Man Shot at in West Berkeley Drive-byContact Marcus Wohlsen at [email protected]
Wednesday, November 17, 2004
A drive-by shooting Monday night rocked a West Berkeley neighborhood already reeling from a September killing but left no one hurt.
A man crossing the street near the intersection of 6th and Virginia streets was shot at at least four times from a passing car, said eyewitness Mark Boediman.
Boediman, who was walking home from work east on Virginia Street near the area of the shooting, said he heard a "very loud bang."
He said he looked up and saw a hand holding a pistol reaching out the passenger window of a car he described as a small white Saturn or Ford.
The car was headed south on 6th Street when it stopped at the intersection of 6th and Virginia streets, Boediman said.
The gun was pointed at a man crossing 6th Street also heading south, he said.
Boediman squatted behind a telephone pole he watched as the victim fell to the street after a second shot was fired, he said.

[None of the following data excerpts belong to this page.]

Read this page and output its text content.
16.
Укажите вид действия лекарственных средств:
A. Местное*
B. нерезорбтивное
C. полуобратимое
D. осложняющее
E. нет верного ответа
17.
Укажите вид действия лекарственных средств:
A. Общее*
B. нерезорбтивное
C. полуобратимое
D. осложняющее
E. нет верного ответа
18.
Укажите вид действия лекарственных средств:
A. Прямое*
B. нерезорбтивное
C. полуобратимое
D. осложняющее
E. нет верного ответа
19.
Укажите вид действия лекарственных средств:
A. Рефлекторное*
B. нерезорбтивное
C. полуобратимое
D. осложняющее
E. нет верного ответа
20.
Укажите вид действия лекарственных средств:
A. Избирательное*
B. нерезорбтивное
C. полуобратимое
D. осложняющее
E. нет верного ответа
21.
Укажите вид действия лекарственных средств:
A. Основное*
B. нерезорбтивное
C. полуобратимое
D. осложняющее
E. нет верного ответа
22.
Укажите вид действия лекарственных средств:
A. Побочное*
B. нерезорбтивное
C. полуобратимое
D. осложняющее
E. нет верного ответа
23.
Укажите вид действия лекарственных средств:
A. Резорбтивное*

But the man got up again, apparently uninjured, and ran west down Virginia Street as at least two more shots rang out, Boediman said.
The car then sped away heading south on 6th Street, he said.
Boediman described the would-be target as a black male in a white T-shirt and dark pants.
Boediman said he was close enough to the shooter to see the fiery blast from the muzzle of the gun.
"I was shaking," Boediman said. "I couldn't sleep the whole night."
No one was hit in the shooting, said Berkeley police Officer Joe Okies.
The incident comes little more than two months after another shooting near the same intersection that left a man dead.
John Hunt, 40, was shot and killed early Sept. 5 on the 1700 block of 6th Street, south of Virginia Street.
Neighborhood residents said
that Hunt had been shot in front of a low-income housing project on the block.
"It's been getting worse lately," said Harland Burkhart, a longtime neighboorhood resident.
Burkhart's father, Jim Burkhart, was driving back from work in his truck when he heard "a pop, pop, pop," he said.
Jim Burkhart said he thought his truck had backfired, but then saw Boediman running toward him.
Burkhart heard Boediman's story and called Berkeley police, who quickly arrived on the scene with at least six cars, he said.
Police set up roadblocks and combed nearby streets, Burkhart said.
Monica Ferguson, a resident of the area, pulled into her driveway on 6th Street just as police arrived, she said.
She said she saw what appeared to be five bullet shell casings at the intersection tagged as evidence by police.
Police said "multiple shots" had been fired in the incident.
Ferguson said the neighborhood usually "seems quiet."
But she said she's worried about the safety of her 9-year-old son and 5-year-old daughter.
"I'm reluctant to let the kids play in the front yard," she said.
Ferguson said any commotion in the neighborhood almost always comes from the housing project across the street.
So far, police have not reported finding the shooter, the car or the man targeted in the attack.
According to the Berkeley Police Department, the number of serious crimes in the neighborhood where Monday's shooting took place has risen 70 percent since 2000.
At the same time, September's slaying was the first the neighborhood had seen since 1994, according to police. That year there were two homicides.
Berkeley has seen a total of four homicides in 2004. The first three killings all took place within a one-mile radius of each other in South Berkeley.